Les marins du Charles-de-Gaulle devront patienter et attendre que la logistique se mette en place pour quitter le navire cela après une longue mission de trois mois en Méditerranée Orientale au sein de l’opération Chammal qui regroupe la coalition internationale contre l'Etat islamique, après des exercices dans l’Atlantique Nord. Pour le moment tous les marins doivent porter le masque sur le navire. L'intérieur du navire et les rampes de maintien dans les coursives et les escaliers du bord sont régulièrement javellisées. Les marins touchés par le Covid-19 ont été isolés dans la partie Alpha du porte-avions mise en dépression afin de circonscrire la zone et d’éviter la propagation du virus.
Il reste cependant à savoir comment le virus a pu venir à bord du porte-avions. La dernière escale du bâtiment a eu lieu à Brest du 13 au 15 mars dernier et depuis aucune personne extérieure n’est venue sur le bateau. L'enquête se poursuit.
Désormais, des périodes d'isolement sont mis en place avant d'envoyer des soldats sur des missions extérieures (Opex) comme au Sahel pour garder leurs efficacités.
Le médecin chef Didier Lantéri, indique que le Service de Santé des Armées (SSA) élabore des stratégies pour contenir le virus: «Nous n’avons pas une politique de dépistage massif, nous suivons les préconisations du ministère de la Santé. Le but des tests pour nous est d’identifier un cluster, dès que le cluster est identifié ensuite on se base uniquement sur les critères cliniques. Il y a deux enjeux quand vous avez un cluster, le premier c’est l’aspect individuel c’est-à-dire la prise en charge des patients et le deuxième c’est l’aspect collectif à savoir la protection du groupe, de la communauté. Concernant la prise en charge des patients, on va avoir tendance à évacuer, à rapatrier en France le militaire qui serait un cas confirmé, ensuite, on isole tous las cas contacts et là, le but est de protéger le groupe et de préserver la capacité opérationnelle de la force. Nous n’avons pas prévu de conserver sur les théâtres les formes cliniques qui pourraient représenter un risque, nous évacuerons rapidement tous les personnels confirmés ou probables dans les zones où il n’y aurait pas d’automates PCR (appareil d’analyse médicale qui permet de diagnostiquer les infections)».
Florence Parly, la ministre des Armées, a indiqué vendredi dernier 10 avril que l'épidémie bouscule les opérations extérieures et a précisé auprès des sénateurs que les les relèves de Barkhane seraient décalées d’un ou deux mois si la crise sanitaire se poursuivait. L’État-major se veut confiant et indique la poursuite à un rythme soutenu des opérations dans la bande sahélo-saharienne et en particulier dans la zone des trois frontières Mali-Niger-Burkina contre le groupe État Islamique au Grand Sahara.

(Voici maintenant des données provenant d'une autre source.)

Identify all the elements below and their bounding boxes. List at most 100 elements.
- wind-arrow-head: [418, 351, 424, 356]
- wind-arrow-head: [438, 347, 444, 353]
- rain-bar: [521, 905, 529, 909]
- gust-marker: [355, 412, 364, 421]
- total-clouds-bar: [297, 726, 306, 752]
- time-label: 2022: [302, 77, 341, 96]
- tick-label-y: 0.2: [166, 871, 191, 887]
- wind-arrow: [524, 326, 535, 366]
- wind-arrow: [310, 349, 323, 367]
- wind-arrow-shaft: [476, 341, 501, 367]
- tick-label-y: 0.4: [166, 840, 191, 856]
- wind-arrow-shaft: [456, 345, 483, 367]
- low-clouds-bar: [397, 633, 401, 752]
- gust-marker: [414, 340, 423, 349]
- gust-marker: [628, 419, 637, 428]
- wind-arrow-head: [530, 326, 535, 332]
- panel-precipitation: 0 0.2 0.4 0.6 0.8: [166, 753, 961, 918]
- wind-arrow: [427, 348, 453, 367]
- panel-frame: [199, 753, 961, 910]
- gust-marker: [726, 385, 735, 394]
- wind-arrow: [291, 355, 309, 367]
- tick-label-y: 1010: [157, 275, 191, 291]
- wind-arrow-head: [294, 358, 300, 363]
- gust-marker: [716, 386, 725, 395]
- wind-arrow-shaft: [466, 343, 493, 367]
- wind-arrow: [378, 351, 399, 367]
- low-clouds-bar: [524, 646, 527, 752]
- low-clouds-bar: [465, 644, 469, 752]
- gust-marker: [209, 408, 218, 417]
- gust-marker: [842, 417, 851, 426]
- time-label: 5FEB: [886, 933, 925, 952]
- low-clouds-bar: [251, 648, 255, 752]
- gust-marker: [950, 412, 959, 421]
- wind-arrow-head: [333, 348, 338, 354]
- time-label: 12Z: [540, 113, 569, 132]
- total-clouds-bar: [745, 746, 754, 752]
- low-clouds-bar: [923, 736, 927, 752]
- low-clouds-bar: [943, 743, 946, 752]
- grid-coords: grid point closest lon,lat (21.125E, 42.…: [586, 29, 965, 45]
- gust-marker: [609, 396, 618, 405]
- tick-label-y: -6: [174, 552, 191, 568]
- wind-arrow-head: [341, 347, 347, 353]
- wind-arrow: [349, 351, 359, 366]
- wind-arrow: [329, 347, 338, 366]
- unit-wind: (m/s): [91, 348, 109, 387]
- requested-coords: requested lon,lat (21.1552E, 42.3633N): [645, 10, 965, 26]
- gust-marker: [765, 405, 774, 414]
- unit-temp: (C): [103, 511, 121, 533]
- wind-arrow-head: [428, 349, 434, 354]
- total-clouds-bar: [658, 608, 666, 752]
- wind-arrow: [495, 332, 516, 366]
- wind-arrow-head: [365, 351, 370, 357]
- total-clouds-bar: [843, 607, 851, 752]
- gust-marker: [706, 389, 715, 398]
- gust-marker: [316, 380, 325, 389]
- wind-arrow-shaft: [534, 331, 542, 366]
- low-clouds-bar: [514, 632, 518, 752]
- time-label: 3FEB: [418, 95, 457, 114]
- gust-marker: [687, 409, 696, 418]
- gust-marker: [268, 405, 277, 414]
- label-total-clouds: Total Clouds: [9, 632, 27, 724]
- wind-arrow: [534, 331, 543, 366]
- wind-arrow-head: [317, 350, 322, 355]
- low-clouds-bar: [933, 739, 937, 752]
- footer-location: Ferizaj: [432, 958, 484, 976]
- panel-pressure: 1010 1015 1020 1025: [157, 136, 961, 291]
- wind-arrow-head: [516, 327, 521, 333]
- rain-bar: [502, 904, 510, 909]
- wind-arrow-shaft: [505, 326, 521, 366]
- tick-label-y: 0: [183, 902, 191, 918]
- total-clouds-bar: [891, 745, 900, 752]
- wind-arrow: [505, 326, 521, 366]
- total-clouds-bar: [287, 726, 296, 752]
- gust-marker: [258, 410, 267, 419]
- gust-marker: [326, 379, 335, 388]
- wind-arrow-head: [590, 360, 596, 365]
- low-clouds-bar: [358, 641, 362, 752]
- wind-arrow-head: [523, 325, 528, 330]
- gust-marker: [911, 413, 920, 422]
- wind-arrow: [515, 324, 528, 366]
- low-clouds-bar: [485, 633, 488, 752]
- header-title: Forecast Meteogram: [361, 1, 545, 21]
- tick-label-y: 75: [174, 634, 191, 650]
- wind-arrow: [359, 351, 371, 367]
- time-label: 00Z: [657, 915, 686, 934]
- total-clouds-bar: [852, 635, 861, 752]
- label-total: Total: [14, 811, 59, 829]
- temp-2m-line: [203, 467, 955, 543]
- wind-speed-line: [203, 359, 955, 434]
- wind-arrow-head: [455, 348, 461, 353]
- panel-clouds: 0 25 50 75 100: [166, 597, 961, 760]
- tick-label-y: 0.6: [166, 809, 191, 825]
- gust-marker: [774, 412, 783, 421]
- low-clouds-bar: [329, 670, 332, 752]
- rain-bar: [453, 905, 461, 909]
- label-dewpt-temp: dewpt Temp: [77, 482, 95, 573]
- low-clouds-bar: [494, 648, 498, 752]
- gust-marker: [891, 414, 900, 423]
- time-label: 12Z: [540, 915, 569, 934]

Confronté à une contamination effrénée du coronavirus, le commandant du porte-avions américain, l'USS Theodore Roosevelt, a appelé à l'aide dans une lettre en employant un style dramatique pour demander l'autorisation d'évacuer son équipage sur l'île de Guam, avait rapporté au début du mois d'avril des média américains. Après l'USS Theodore Roosevelt américain dans le Pacifique, le Charles de Gaulle est devenu officiellement le deuxième porte-avions contaminé par la pandémie qui s'est abattue depuis décembre sur le globe.